Why something so certain as a knockout? The only other alternative would be a complete domination on the feet , leading to a unanimous decision victory; but few doubt that Pacquiao can suddenly choose their 4th meeting to outbox the formidable Marquez – who remains the better boxer, although Manny has closed the distance between them considerably over the last decade. Add to that the fact that if Manny, who was at the height of his knockout powers eight years ago, was unable to knock Marquez out then, it is doubtful he could muster up the energy from his ailing legs to floor the Mexican on Dec 8.

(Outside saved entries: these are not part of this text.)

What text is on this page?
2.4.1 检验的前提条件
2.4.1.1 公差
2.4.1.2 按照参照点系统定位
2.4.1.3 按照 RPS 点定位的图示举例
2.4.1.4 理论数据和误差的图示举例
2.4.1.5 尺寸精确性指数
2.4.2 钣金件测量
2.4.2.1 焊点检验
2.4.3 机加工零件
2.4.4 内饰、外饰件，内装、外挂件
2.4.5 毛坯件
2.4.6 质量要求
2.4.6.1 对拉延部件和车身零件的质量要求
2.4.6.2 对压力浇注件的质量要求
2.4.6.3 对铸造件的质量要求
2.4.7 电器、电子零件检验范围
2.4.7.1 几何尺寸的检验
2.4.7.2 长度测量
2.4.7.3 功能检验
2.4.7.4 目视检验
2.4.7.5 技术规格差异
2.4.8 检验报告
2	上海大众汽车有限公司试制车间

Roach, however, seems confident that their most recent boxing camp was one of the best they’ve had, and has claimed that ‘Marquez will have problems with this version of Manny’. Whether this is just the usual boxing braggadocio, or hints that we are in for a treat from our favorite Filipino boxer and admired Mexican boxer, we wait with bated breath for the bout that will determine the future for one fighter in particular.